Bölge İdare Mahkemesi kararının özeti: Davacının istinaf başvurusunda bulunması üzerine … Bölge İdare Mahkemesi … İdare Dava Dairesinin … tarih ve E:…, K:… sayılı kararıyla; istinaf başvurusuna konu İdare Mahkemesi kararının hukuka ve usule uygun olduğu ve davacı tarafından ileri sürülen iddiaların söz konusu kararın kaldırılmasını gerektirecek nitelikte görülmediği belirtilerek 2577 sayılı İdari Yargılama Usulü Kanunu’nun 45. maddesi uyarınca istinaf başvurusunun reddine karar verilmiştir.

TEMYİZ EDENİN İDDİALARI : Davacı tarafından, ülkemizde yaşanan darbe girişimi konusunda görülmekte olan davalarda birçok istisnai hükmün uygulandığı, kendisinin yaşadığı mağduriyetin incelemeye alınarak hakkaniyete uygun, adil ve hak kaybına sebebiyet vermeyecek bir karar verilmesi gerektiği, idare mahkemesinde dava açmayı beklemesinin sebebinin hakkında yürütülen ceza kovuşturmasının sonuçlanmasını beklemesi olduğu ileri sürülmüştür.

KARŞI TARAFIN SAVUNMASI : Davalı idare temyiz isteminin reddi gerektiği savunulmuştur.
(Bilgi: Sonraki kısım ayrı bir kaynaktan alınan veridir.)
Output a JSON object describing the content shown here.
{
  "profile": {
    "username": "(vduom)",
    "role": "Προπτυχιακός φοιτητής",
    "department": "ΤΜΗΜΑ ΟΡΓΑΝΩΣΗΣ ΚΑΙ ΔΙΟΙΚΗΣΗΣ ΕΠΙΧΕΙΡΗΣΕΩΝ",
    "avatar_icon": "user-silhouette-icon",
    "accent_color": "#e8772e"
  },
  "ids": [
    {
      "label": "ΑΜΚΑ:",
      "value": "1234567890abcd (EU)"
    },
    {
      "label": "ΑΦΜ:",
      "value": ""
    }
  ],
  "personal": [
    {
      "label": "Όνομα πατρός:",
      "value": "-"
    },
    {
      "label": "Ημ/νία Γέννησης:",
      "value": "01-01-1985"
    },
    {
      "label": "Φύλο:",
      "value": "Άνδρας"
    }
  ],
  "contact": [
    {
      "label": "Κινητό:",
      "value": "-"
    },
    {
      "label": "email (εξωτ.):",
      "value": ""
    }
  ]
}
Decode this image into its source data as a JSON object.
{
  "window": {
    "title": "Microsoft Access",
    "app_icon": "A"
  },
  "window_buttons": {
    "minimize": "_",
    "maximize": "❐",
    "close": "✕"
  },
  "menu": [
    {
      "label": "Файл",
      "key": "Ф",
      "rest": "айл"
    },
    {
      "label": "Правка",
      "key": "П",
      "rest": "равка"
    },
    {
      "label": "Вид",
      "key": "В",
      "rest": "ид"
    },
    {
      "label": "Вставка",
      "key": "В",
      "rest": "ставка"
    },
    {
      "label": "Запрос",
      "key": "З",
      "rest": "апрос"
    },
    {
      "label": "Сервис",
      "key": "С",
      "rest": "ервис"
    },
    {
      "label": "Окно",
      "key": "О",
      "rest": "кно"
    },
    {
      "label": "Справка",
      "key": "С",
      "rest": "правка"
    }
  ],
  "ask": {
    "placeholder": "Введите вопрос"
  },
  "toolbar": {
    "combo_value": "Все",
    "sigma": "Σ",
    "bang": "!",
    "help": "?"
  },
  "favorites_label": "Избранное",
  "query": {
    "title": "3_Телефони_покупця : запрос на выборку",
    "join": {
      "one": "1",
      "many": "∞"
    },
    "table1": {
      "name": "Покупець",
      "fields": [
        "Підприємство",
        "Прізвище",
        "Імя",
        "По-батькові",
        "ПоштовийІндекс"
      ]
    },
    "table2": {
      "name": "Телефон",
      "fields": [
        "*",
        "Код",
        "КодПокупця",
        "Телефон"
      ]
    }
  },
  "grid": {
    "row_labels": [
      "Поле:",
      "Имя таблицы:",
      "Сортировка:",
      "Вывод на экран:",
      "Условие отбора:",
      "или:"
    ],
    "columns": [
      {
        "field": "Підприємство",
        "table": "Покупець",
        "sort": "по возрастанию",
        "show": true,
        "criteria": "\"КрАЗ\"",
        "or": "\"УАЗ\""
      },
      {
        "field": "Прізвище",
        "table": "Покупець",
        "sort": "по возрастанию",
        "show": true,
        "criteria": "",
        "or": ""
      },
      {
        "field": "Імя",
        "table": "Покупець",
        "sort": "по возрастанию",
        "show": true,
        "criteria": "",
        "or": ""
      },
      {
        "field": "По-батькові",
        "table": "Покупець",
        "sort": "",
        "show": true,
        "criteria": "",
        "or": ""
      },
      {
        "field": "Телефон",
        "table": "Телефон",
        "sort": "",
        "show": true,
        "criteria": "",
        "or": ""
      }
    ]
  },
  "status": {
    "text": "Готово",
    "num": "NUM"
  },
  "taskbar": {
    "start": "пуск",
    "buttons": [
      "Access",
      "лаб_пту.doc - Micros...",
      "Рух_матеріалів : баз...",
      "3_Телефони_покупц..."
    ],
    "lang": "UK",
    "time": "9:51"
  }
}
DANIŞTAY TETKİK HÂKİMİ …’IN DÜŞÜNCESİ : Temyiz isteminin kabulü ile Bölge İdare Mahkemesi kararının bozulması gerektiği düşünülmektedir.

TÜRK MİLLETİ ADINA
Karar veren Danıştay Beşinci Dairesince, Tetkik Hâkiminin açıklamaları dinlendikten ve dosyadaki belgeler incelendikten sonra, 6100 sayılı Hukuk Muhakemeleri Kanunu’nun 334. maddesi uyarınca adli yardım talebi Bölge İdare Mahkemesi kararıyla kabul edilmiş olan davacının, aynı Kanun’un 335. maddesinin 3. fıkrasında yer alan “adli yardım, hükmün kesinleşmesine kadar devam eder.” düzenlemesi gereğince temyiz aşamasındaki adli yardım talebi hakkında karar verilmesine yer olmadığına karar verilerek gereği görüşüldü:
İNCELEME VE GEREKÇE:

MADDİ OLAY :
Davalı idare bünyesinde görev yapan davacı, 701 sayılı Olağanüstü Hal Kapsamında Bazı Tedbirler Alınması Hakkında Kanun Hükmünde Kararname’nin ekli listesinde ismine yer verilmek suretiyle kamu görevinden çıkarılmıştır.
Davacı tarafından,701 sayılı Kanun Hükmünde Kararname ile kamu görevinden çıkarılmasına ilişkin işlemin ve OHAL İşlemleri İnceleme Komisyonuna yaptığı başvurunun reddine dair … tarih ve … sayılı işlemin iptaline ve 100.000 TL manevi tazminatın işlem tarihinden itibaren işleyecek yasal faiziyle birlikte ödenmesine karar verilmesi istemiyle temyizen incelenen davayı açmıştır.
İLGİLİ MEVZUAT:
2577 sayılı İdari Yargılama Usulü Kanunu’nun 3. maddesinde; idari davaların, Danıştay, idare mahkemesi ve vergi mahkemesi başkanlıklarına hitaben yazılmış imzalı dilekçelerle açılacağı; dilekçelerde, davanın konusu ve sebepleri ile dayandığı delillerin ve davaya konu olan idari işlemin yazılı bildirim tarihinin gösterileceği; 14. maddesinde, dilekçelerin 3. ve 5. maddelere uygun olup olmadıkları yönünden inceleneceği; 15. maddesinde, anılan maddelere uygun olmayan dilekçelerin otuz gün içinde 3. ve 5. maddelere uygun şekilde yeniden düzenlenmek veya noksanları tamamlanmak üzere reddine karar verileceği, 15. maddenin 5. fıkrasında ise, dilekçenin reddedilmesi üzerine, yeniden verilen dilekçelerde aynı yanlışlıklar yapıldığı takdirde davanın reddedileceği kurala bağlanmıştır.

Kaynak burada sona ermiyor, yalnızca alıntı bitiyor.